High dollar, low expectations as manufacturing and tourism continue to struggle

Fewer business executives are planning on making capital investments in the June quarter, amid a fall in business expectations.

The latest Dun and Bradstreet business expectation survey released today indicates business outlook for capital investment has moved down nine points on the index to its lowest point since September 2011.

But there is some hope – Dun & Bradstreet economic advisor Stephen Koukoulas says improvement is expected across the year.

“We’re in a grey zone, but I think we’ll have a stronger economy by year’s end. Interest rates are at low levels, they’re accommodative as we say, and there is a pick-up in house prices. We also have to look at the global economy, China is picking up as is the United States.

“There are threats out there, but I think the balance is going to be a little more optimistic. I don’t think we’ll see a strong economic boom, but it’ll be the consumer who will drive it,” he says.

The survey found more than 40% of businesses intend to utilise low interest rate levels to help pay down their debts, with only 8% intending on increasing their borrowings.

The greatest declines were in the manufacturing and tourism sectors as these industries continue to struggle against the high Australian dollar and lower import costs.

The survey found retailers also have a negative outlook with the capital investment index for wholesalers remaining flat.

Koukoulas told SmartCompany the lower business outlook is continuing to be influenced by the high Australian dollar.

“We’re seeing a continuation of the economy adjusting to the high dollar. There’s no surprise here and manufacturing is once again one of the weakest sectors and it has been for some time.

“Firms who are manufacturing goods for the local market are being outcompeted by cheap imports and, secondly, we are spending our money on imported items and on international tourism. It’s currently cheaper to go to Bali than to Queensland or Tasmania, so tourism is also suffering,” he says.

The survey also found the selling prices of goods are expected to stay low as the economy has not picked up enough to support higher prices.

“Selling prices are remaining at historical lows. This is caused by the low inflation rate, not having a robust enough economy, the high Australian dollar and low import prices. Consumers are currently able to import things like cars and household appliances cheaper than buying them in Australia,” Koukoulas says.

Fewer retailers are expecting to increase their sales and profits in the next three months in contrast to the previous quarter, with the sales index retreating to 13, its lowest point since March 2012. This is likely to be a result of consumers continuing to favour saving money over discretionary spending.

In January, Dun and Bradstreet reported businesses expected profits to increase.

The survey has confirmed while some sectors of the economy are improving, particularly the sharemarket, business sentiment remains conservative.

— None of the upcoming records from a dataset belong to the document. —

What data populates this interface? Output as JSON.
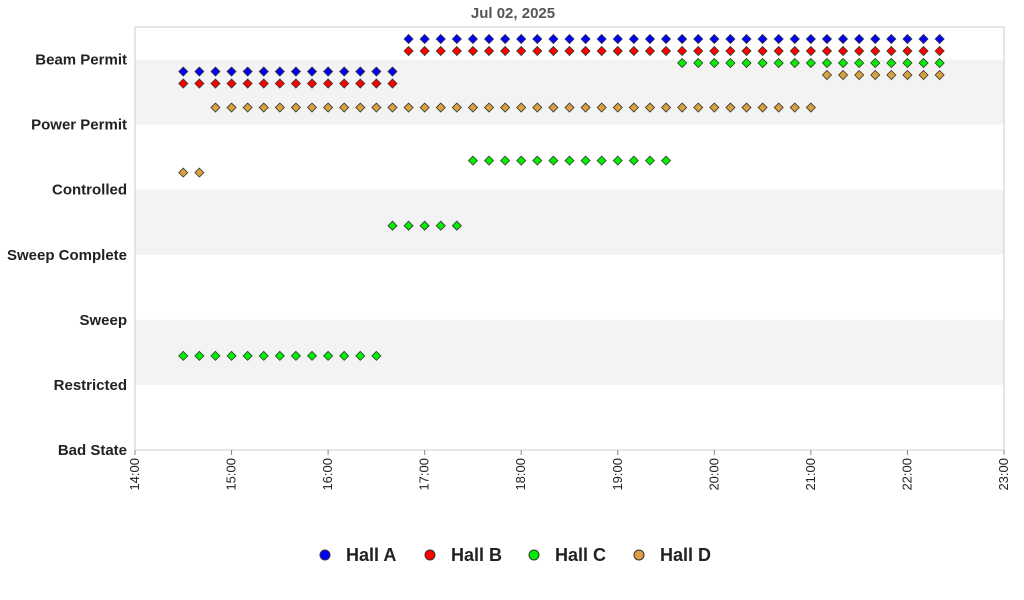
{
  "chart_data": {
    "type": "scatter",
    "title": "Jul 02, 2025",
    "xlabel": "",
    "ylabel": "",
    "x_unit": "time",
    "xlim": [
      "14:00",
      "23:00"
    ],
    "x_ticks": [
      "14:00",
      "15:00",
      "16:00",
      "17:00",
      "18:00",
      "19:00",
      "20:00",
      "21:00",
      "22:00",
      "23:00"
    ],
    "y_categories": [
      "Bad State",
      "Restricted",
      "Sweep",
      "Sweep Complete",
      "Controlled",
      "Power Permit",
      "Beam Permit"
    ],
    "grid": false,
    "band_colors": [
      "#ffffff",
      "#f3f3f3"
    ],
    "legend_position": "bottom",
    "series": [
      {
        "name": "Hall A",
        "color": "#0000ff",
        "segments": [
          {
            "state": "Power Permit",
            "start": "14:30",
            "end": "16:40"
          },
          {
            "state": "Beam Permit",
            "start": "16:50",
            "end": "16:50"
          },
          {
            "state": "Beam Permit",
            "start": "17:00",
            "end": "22:20"
          }
        ]
      },
      {
        "name": "Hall B",
        "color": "#ff0000",
        "segments": [
          {
            "state": "Power Permit",
            "start": "14:30",
            "end": "16:40"
          },
          {
            "state": "Beam Permit",
            "start": "16:50",
            "end": "16:50"
          },
          {
            "state": "Beam Permit",
            "start": "17:00",
            "end": "22:20"
          }
        ]
      },
      {
        "name": "Hall C",
        "color": "#00ee00",
        "segments": [
          {
            "state": "Restricted",
            "start": "14:30",
            "end": "16:30"
          },
          {
            "state": "Sweep Complete",
            "start": "16:40",
            "end": "17:20"
          },
          {
            "state": "Controlled",
            "start": "17:30",
            "end": "19:30"
          },
          {
            "state": "Beam Permit",
            "start": "19:40",
            "end": "19:40"
          },
          {
            "state": "Beam Permit",
            "start": "19:50",
            "end": "22:20"
          }
        ]
      },
      {
        "name": "Hall D",
        "color": "#dda040",
        "segments": [
          {
            "state": "Controlled",
            "start": "14:30",
            "end": "14:40"
          },
          {
            "state": "Power Permit",
            "start": "14:50",
            "end": "21:00"
          },
          {
            "state": "Beam Permit",
            "start": "21:10",
            "end": "22:20"
          }
        ]
      }
    ]
  }
}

In a statement, Dun and Bradstreet director of corporate affairs Danielle Woods said current economic performance was patchy, consequently affecting businesses’ outlooks.

“What we are seeing is a business community that is still wary, still looking for sustained improvement in the state of the economy. With overseas markets continuing to produce mixed news, lingering effects of the global financial crisis still present here and a federal election approaching, businesses appear to be adopting a wait-and-see approach.

“It is apparent that this will only shift once we see a more uniform recovery, signs of which we will look for in our September quarter outlook,” Woods says.